Go Ahead John takes up side three and shows the band back on a more experimental tip. This side opens with Dejohnette playing a strange start-stop avant-funk beat in both the left and right channels. It sounds like the producer took two takes of the same track and then staggered them so that the drum phrases constantly overlap. The overall effect of this layered drum beat is fascinating. After Miles plays a decent solo McLaughlin comes in with a double-tracked ultra distorted guitar solo that shows a side of McLaughlin that we don't hear often anymore. This is the totally rockin McLaughlin who plays long fuzzed out note bends and sounds like he is having a blast doing it.
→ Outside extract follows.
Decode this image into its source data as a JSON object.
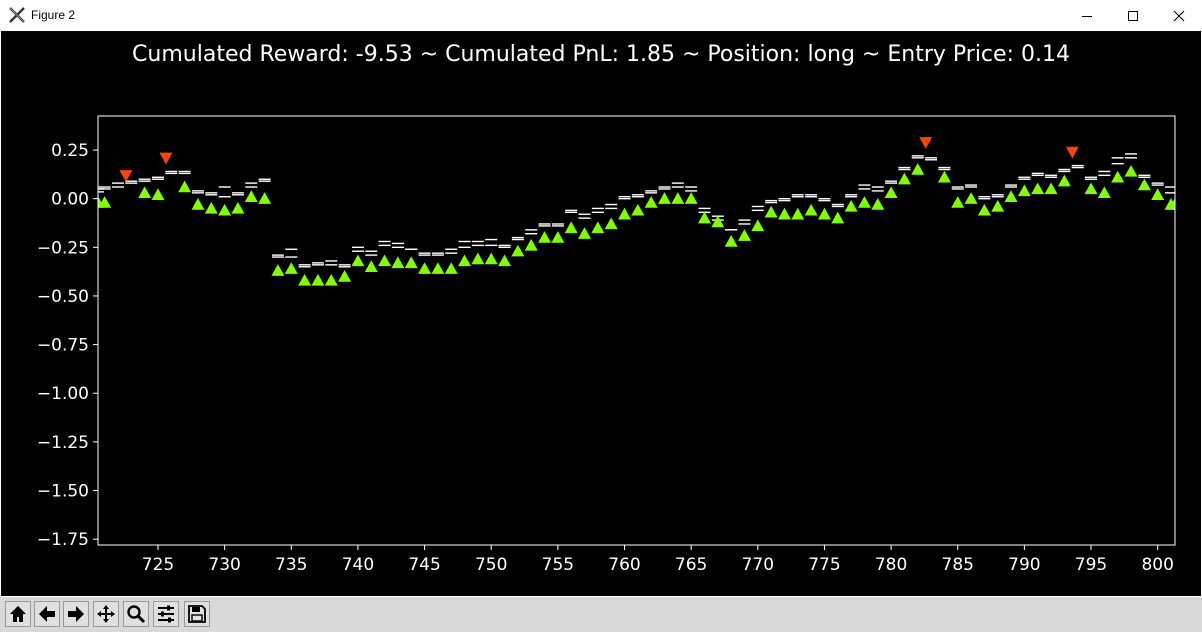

While McLaughlin's two guitars battle it out, the producers cut the sound of each guitar track off and on producing the effect of a speaker cutting out. It is a weird effect that had many people checking their speaker connections back in the early 70s. After a brief sax solo everything stops and Miles comes in with a doubled tracked ambient trumpet melody that eventually morphs into an avant dissonant spaced out blues based jam. Eventually the opening drum parts return and this side has become a complete sound cycle.

The album closes with Lonely Fire, another one of Miles' unique and almost ancient sounding melodies that is played with only ambient backing for a long time before finally settling into a relaxed medium world beat/rock groove. This melody is nice, but after so many repetitions finally gets a little old after awhile. This side isn't bad, just not as good as the other three.

This album was made when Miles was trying to play music that moved beyond the confines of either rock, jazz or any combination of the two. His compositional experiments along these lines would finally hit their apex on Get Up With It. If there is any drawback to Big Fun it is the fact that this is very 70s music that came out when people tended to listen to music in a more meditative state. A lot of the music on here develops at a slow and purposeful pace that may be at odds with the constant distractions of today's world.